In any event, the first published form of the
poem was as "An die Freude". It appeared in the
journal of general culture Thalia in
1785. I love great stories.
It is ironic that Schiller, himself, didn't like the
poem! In a letter dated 21 August 1800, Schiller
writes to a patron who had praised "An die Freude":
"The way I feel about it now, it's just a bad poem.
There is a certain "fire" in it, but that
shows what I had to overcome, leave behind, in order
to do something worthwhile. It's now a bit of 'folk
poetry', I know, and your praise is likely due to when
I wrote it. That is its only merit, but only perhaps
for the two of us, certainly not for the world or for
the art of poetry." That was in 1800, five years
before his own death and 20 years before Beethoven's
9th was first performed (in Vienna, 7 May 1824).

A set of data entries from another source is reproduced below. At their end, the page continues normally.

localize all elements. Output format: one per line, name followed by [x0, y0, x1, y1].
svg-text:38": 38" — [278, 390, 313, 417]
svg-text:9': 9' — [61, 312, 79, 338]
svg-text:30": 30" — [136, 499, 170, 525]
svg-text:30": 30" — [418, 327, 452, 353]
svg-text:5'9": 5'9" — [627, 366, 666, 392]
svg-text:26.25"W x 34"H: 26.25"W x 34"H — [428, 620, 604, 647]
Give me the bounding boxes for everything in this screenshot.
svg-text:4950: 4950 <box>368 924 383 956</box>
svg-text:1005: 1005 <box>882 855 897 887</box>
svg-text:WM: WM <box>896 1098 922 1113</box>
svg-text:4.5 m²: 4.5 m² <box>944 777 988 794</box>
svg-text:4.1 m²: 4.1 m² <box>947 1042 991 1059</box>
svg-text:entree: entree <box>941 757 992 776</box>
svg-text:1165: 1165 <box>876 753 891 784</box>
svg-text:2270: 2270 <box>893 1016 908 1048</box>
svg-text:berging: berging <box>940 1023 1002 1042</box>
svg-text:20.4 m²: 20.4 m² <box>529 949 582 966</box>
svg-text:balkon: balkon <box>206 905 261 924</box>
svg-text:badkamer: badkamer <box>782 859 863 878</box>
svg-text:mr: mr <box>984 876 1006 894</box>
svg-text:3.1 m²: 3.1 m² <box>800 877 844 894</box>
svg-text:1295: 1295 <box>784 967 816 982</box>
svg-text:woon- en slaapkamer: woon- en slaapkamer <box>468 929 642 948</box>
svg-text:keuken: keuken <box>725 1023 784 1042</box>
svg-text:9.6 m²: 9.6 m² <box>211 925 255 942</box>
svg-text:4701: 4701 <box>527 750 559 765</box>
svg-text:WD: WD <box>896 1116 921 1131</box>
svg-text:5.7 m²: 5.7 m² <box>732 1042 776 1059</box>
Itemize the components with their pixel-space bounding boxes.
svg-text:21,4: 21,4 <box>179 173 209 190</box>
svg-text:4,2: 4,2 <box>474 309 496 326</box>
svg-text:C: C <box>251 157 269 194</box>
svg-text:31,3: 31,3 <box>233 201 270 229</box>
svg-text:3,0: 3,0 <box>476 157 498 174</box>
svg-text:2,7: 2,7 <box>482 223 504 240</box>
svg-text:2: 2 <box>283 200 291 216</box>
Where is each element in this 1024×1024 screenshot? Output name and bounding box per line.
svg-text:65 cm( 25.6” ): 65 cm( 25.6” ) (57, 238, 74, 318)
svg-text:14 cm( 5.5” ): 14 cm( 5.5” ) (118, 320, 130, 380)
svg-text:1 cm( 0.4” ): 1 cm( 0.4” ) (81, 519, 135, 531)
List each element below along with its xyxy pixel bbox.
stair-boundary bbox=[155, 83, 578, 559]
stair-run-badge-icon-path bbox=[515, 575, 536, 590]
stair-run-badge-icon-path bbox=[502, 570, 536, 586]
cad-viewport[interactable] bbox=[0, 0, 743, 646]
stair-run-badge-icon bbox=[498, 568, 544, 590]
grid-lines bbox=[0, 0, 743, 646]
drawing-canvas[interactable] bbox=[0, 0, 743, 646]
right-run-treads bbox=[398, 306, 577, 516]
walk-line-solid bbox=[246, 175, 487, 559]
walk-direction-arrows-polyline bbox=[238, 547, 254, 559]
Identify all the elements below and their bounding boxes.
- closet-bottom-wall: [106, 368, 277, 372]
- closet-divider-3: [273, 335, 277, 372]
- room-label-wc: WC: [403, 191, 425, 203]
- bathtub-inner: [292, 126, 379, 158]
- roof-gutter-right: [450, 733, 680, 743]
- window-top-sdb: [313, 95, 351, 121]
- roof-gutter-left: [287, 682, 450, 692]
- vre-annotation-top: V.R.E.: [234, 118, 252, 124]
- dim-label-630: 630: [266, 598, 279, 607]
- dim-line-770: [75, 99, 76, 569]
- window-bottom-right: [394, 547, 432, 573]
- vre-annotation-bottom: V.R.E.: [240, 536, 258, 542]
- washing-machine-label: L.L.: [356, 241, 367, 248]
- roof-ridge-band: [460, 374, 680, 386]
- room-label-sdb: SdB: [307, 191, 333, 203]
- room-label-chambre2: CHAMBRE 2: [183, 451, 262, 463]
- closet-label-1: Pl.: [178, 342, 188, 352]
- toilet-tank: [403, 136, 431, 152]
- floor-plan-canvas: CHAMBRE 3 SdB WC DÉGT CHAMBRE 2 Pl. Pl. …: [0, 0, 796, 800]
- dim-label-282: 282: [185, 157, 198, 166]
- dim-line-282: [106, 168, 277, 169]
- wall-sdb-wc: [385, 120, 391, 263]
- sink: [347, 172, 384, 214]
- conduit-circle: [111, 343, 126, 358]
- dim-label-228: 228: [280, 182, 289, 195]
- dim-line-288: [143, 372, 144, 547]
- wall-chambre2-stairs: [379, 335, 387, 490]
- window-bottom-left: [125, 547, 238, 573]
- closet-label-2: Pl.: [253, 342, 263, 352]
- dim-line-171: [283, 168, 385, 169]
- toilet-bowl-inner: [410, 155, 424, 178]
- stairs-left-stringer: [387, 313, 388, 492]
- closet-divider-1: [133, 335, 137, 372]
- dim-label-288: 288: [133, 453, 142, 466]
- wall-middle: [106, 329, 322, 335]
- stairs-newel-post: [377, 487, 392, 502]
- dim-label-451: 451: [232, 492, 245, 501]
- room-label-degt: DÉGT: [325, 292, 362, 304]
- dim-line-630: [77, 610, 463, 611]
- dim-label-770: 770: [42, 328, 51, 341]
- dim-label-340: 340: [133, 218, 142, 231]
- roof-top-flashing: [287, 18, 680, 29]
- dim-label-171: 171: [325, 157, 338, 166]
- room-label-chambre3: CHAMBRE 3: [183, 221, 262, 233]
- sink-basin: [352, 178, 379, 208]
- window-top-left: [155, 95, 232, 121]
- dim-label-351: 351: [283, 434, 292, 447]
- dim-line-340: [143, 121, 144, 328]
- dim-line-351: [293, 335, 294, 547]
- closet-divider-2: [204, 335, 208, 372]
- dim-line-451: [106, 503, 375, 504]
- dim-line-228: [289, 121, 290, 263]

Schiller couldn't know what would happen to his "bad
poem." Build a time machine and go back and tell him
that "The Ode to Joy" is the most famous piece of
poetry in the history of the German Language, not just
for foreigners who want to learn German culture, but
among native speakers of German. Everyone knows it,
and it's all Beethoven's fault. Friedrich's reaction?
Hard to say. ("Beethoven, huh? It figures. I
always knew he was strange. Wait'll I find him!")
Finally, anthems
are not for everyone. They say a late King of Spain was so
tone-deaf he had an aide who poked him whenever the
Spanish anthem was played so he would know when to stand.